A misaligned superintelligent AI could quickly, and cheaply duplicate itself. Thus the ramifications of developing such a system could be vast, and any attempts to suppress such a system will be futile. We could try deploying the models on secure hardware, and restricting their actions to pre-determined sets, however, this still doesn't ensure their containment.
A superintelligent AI system will provide many short-term economic advantages. Therefore, we cannot rely on high-level coordination to solve safety problems as someone will inevitably have selfish intentions.

Current Work In AI Alignment (Paul Christiano)
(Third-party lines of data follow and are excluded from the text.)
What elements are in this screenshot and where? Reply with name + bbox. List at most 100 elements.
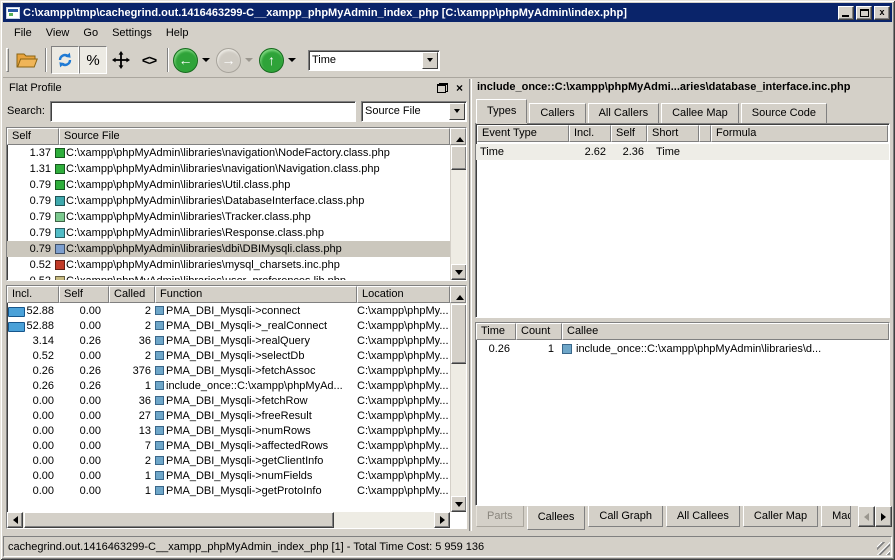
column-header-self[interactable]: Self	[611, 125, 647, 142]
up-button[interactable]: ↑	[259, 48, 284, 73]
detail-bottom-tab[interactable]: All Callees	[666, 506, 740, 527]
dock-close-icon[interactable]: ×	[454, 83, 465, 93]
up-dropdown[interactable]	[288, 58, 296, 66]
scrollbar-thumb[interactable]	[24, 512, 334, 528]
detail-bottom-tab[interactable]: Call Graph	[588, 506, 663, 527]
menu-item[interactable]: Go	[76, 25, 105, 41]
scroll-down-button[interactable]	[451, 264, 467, 280]
back-dropdown[interactable]	[202, 58, 210, 66]
source-file-row[interactable]: 0.79 C:\xampp\phpMyAdmin\libraries\dbi\D…	[7, 241, 450, 257]
source-file-row[interactable]: 0.52 C:\xampp\phpMyAdmin\libraries\user_…	[7, 273, 450, 280]
source-file-path: C:\xampp\phpMyAdmin\libraries\navigation…	[66, 147, 390, 159]
scroll-right-button[interactable]	[434, 512, 450, 528]
scroll-up-icon[interactable]	[450, 128, 466, 145]
event-type-row[interactable]: Time 2.62 2.36 Time	[476, 144, 889, 160]
forward-button[interactable]: →	[216, 48, 241, 73]
scroll-up-icon[interactable]	[450, 286, 466, 303]
reload-button[interactable]	[51, 46, 79, 74]
menu-item[interactable]: Settings	[105, 25, 159, 41]
source-file-row[interactable]: 0.79 C:\xampp\phpMyAdmin\libraries\Util.…	[7, 177, 450, 193]
detail-bottom-tab[interactable]: Callees	[527, 506, 586, 530]
menu-item[interactable]: File	[7, 25, 39, 41]
column-header-called[interactable]: Called	[109, 286, 155, 303]
column-header-location[interactable]: Location	[357, 286, 450, 303]
column-header-incl[interactable]: Incl.	[7, 286, 59, 303]
source-file-row[interactable]: 0.79 C:\xampp\phpMyAdmin\libraries\Datab…	[7, 193, 450, 209]
group-by-select[interactable]: Source File	[361, 101, 467, 122]
toolbar-grip[interactable]	[6, 48, 9, 72]
tab-scroll-right-button[interactable]	[875, 506, 892, 527]
dock-header[interactable]: Flat Profile ×	[5, 80, 467, 96]
detail-tab[interactable]: All Callers	[588, 103, 660, 123]
cost-color-icon	[55, 228, 65, 238]
column-header-function[interactable]: Function	[155, 286, 357, 303]
function-row[interactable]: 0.00 0.00 1 PMA_DBI_Mysqli->getProtoInfo…	[7, 483, 450, 498]
detail-bottom-tab[interactable]: Parts	[476, 506, 524, 527]
maximize-button[interactable]	[856, 6, 872, 20]
panel-splitter[interactable]	[469, 79, 472, 531]
column-header-count[interactable]: Count	[516, 323, 562, 340]
open-file-button[interactable]	[13, 46, 41, 74]
function-row[interactable]: 0.26 0.26 376 PMA_DBI_Mysqli->fetchAssoc…	[7, 363, 450, 378]
column-header-short[interactable]: Short	[647, 125, 699, 142]
scroll-left-button[interactable]	[7, 512, 23, 528]
detail-tab[interactable]: Types	[476, 99, 527, 123]
location-path: C:\xampp\phpMy...	[357, 425, 450, 437]
forward-dropdown[interactable]	[245, 58, 253, 66]
function-row[interactable]: 0.00 0.00 2 PMA_DBI_Mysqli->getClientInf…	[7, 453, 450, 468]
scroll-down-button[interactable]	[451, 496, 467, 512]
function-row[interactable]: 0.26 0.26 1 include_once::C:\xampp\phpMy…	[7, 378, 450, 393]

https://forum.effectivealtruism.org/posts/63stBTw3WAW6k45dY/paul-christiano-current-work-in-ai-alignment

Intent alignment is defined as building an AI system that tries to do what you want it to do. We define a competent AI as one that is reliable and can understand humans. It is inevitable that in the future we will be using AI to help design future AI, therefore, it is important that we instil these qualities in the simpler models so that they are transferred to future, more complex, generations of AI.
When training an AI there are different points of failure. A failure could be the AI optimizing for only the stuff measured by the objective function. Often when humans design objectives function there is a lot of implicit information embedded within them, with the intent that an AI that has generalised the desired knowledge will capture that implicit information. If an AI is overfitting, it may miss some of those minor details. Another failure is that there may be multiple sets of values that align with the historical data presented to the AI, therefore, the AI may train to align itself with one set of values that is compatible with the data but not compatible with our own.
An alignment tax is a cost for insisting that an AI system is aligned. Ideally, we would want no alignment tax, so that aligned AI is deployed. If the alignment tax is too high, it is more likely that misaligned AI will be deployed as people are not willing to pay the cost to develop an aligned system. Therefore, to solve the alignment problem we must reduce the alignment tax, or incentivise the payment of the alignment tax. An interesting approach to reducing the alignment tax is to design variants of existing algorithms that are more easily alignable.
The current state of AI contains lots of large and complex models that demonstrate great performance. Ideally, we would want to find techniques that can be applied to these models to ensure they are aligned, whilst maintaining their level of performance. Such techniques would need to scale well with model size and complexity.
Outer alignment is finding objectives that incentivise aligned behaviour. A failure mode of this approach to the alignment problem is that behaviour that seems good may not actually be good. Consider the case where a model has optimised for a proxy, that on the surface seems to match our desired actions, however, in the extremes the proxy deviates from the behaviour we intended the model to execute.
Inner alignment is making sure the policy of the model pursues the correct objective. A failure mode for this would be that the model performs poorly on out-of-distribution data.